Ces années d'études permettent aujourd'hui de proposer une première hypothèse quant à la logique d'utilisation de ces divers aménagements à différentes périodes, de leur évolution fonctionnelle et de leur adaptation aux conditions pédologiques. Nous pouvons ainsi mentionner les sites néolithiques de Sauchy- Lestrée “le Mont de Trois Pensées” (CSNE) et de Villers-Carbonnel (CSNE), les occupations protohistoriques de Glisy (80), Marquion (59), Eterpigny (80), Haspres (59), Ribemont-sur-Ancre (80), les implantations gallo-romaines de Lesquin (59 : Fig. 1-2), Catigny (80), Allaines (80), Cizancourt (80), Noyon (80), Raillancourt-Sainte-Ole (62) et Nesle-Mesnil-Saint Nicaise (80), et enfin les sites médiévaux de Craywick, Loon-Plage (59), Couloisy (59) et Bierne (59). Ce tour d'horizon nous permet de lister les conditions minimales requises pour l'obtention de résultats pertinents et de présenter les sites ayant livré les données les plus intéressantes.
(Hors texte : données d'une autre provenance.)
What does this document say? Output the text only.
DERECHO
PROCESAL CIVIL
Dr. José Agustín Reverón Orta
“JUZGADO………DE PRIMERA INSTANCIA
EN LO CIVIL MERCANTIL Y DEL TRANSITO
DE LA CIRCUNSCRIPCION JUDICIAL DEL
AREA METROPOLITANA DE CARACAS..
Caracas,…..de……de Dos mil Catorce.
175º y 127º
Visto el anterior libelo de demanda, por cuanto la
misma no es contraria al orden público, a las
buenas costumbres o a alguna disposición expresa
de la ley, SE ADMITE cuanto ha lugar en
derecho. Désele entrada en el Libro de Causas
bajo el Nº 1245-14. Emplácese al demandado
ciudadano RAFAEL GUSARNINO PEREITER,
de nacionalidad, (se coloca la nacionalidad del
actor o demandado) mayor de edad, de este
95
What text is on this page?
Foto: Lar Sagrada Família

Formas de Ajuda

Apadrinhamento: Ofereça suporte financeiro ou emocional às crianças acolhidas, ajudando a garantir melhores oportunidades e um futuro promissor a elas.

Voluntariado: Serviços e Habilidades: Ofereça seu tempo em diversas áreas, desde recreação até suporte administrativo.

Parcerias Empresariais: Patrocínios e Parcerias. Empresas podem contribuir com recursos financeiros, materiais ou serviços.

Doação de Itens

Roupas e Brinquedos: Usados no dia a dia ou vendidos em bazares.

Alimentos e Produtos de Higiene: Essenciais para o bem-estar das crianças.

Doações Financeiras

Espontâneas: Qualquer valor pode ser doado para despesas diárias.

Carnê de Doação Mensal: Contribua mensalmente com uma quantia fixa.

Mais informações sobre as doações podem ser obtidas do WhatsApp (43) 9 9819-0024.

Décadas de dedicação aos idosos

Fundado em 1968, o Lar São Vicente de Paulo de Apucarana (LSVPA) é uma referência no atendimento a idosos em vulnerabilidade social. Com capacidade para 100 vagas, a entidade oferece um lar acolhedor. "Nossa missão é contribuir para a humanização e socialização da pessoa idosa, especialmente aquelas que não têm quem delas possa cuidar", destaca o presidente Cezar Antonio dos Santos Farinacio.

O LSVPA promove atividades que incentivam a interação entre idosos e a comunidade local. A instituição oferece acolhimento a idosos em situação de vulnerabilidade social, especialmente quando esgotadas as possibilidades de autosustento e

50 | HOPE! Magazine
Les études en cours sur les habitats étendus des sites de Marquion (59, protohistoire) et du vicus gallo-romain de Famars (59), aux sols d'occupation (“A”) préservés ou peu arasés sur de larges surfaces, permettent également, de manière exceptionnelle, d'avoir accès aux accumulations de phosphore dans leur horizons d'origine. Il s'agit d'une opportunité nous permettant de corréler les données récoltées sur surfaces décapées arasées (“Bt”) aux résultats dans la surface d'occupations, puis à ceux obtenus sur des habitations ou lieux d'élevages récents. Le grand nombre d'études menées avec succès par l'équipe INRAP du CSNE et de Nord-Picardie est lié à la prise en compte, dès le terrain, des paramètres pédologiques. Cette optimisation des cartographies du phosphore explique l'intégration croissante de ce type d'approche dans l'étude d'un site archéologique. La synthèse des résultats est réalisée dans le cadre d'un projet SIG mis en place avec Y. Créteur de l'INRAP (projet PAS : Fechner et al., 2014). Ce projet est également une plateforme permettant le croisement des données provenant des sciences naturelles (parasitologie, botanique, archéozoologie), des sciences humaines (ethnographie, typologie des bâtiments, textes des auteurs anciens) et de la géophysique (résistivité électrique, susceptibilité magnétique).